At once distrait and dreary, operatic and prosaic, Shadowboxer careens from startling violence to ridiculous romance, with detours into pointless reconsiderations of Mikey and Rose’s occupation. In spite of himself, when he’s called on to kill someone who keeps pictures of his daughter in his office, Mikey is suddenly horrified that he’s murdered someone’s father, now that he’s feeling like a father himself (not to mention a singular in-drag assassination, a scene that’s not so much unforeseeable as it is wholly nutty). Mikey can’t escape himself, and yet that’s what being a father means to him.
The baby’s welfare is soon driving all their decisions. To ensure his health, Rose calls on Dr.

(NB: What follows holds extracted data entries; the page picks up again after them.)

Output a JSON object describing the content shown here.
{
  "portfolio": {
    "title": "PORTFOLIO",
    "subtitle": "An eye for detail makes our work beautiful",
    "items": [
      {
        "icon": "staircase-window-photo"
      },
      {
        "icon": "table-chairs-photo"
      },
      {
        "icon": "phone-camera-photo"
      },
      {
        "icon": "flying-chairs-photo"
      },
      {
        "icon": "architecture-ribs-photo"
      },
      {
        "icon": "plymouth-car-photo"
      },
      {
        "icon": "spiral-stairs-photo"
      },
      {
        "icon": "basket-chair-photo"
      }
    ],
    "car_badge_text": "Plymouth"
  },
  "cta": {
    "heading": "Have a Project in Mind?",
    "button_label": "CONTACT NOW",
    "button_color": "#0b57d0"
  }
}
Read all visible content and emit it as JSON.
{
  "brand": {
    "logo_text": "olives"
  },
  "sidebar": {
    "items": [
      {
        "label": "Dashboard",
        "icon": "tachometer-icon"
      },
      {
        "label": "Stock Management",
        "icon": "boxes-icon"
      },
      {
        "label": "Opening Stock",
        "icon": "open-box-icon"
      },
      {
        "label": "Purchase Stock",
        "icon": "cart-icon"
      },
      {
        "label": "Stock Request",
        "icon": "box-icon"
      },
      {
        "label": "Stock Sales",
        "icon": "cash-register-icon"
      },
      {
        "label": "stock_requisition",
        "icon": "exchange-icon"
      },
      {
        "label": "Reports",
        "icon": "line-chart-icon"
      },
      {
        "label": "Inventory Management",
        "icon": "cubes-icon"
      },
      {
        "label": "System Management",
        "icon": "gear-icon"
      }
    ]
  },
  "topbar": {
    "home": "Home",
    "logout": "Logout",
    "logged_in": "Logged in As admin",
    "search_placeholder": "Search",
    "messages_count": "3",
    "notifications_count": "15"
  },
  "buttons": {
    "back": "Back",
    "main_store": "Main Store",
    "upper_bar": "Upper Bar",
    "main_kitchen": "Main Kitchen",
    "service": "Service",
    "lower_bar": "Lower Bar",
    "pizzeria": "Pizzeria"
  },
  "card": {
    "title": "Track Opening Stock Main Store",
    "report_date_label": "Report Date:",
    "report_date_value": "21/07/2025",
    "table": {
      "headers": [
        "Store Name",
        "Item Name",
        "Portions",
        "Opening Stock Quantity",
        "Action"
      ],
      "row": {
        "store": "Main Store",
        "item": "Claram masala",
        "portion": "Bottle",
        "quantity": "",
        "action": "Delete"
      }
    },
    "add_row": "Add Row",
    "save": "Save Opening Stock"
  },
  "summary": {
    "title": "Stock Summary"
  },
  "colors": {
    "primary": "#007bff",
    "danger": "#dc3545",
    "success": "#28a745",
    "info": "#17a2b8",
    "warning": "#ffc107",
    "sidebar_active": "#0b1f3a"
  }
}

Don (Joseph Gordon-Levitt), also affiliated with Clayton, who arrives with his crack-ho girlfriend and nurse, Precious (Mo’Nique). When they show up—so oddly coupled and standing alongside Rose and Mikey outside the hideout motel where they’ve hidden Vickie and the baby—you almost wish the film would drop the whole family unit development and follow them: what are they doing together? What does she see in him?
Even more intriguing is the seeming minute and a half of screen time filled to bursting by Macy Gray as Neisha, Vickie’s best friend. She mouths off to Clayton, angry and full of sand. But she succumbs to Mikey, who picks her up in a bar, tricked out in the most outrageous track suit this side of LL Cool J. No matter her unsurprising grisly fate, Neisha is rowdy, weird, and out of place. And that takes some doing in Shadowboxer.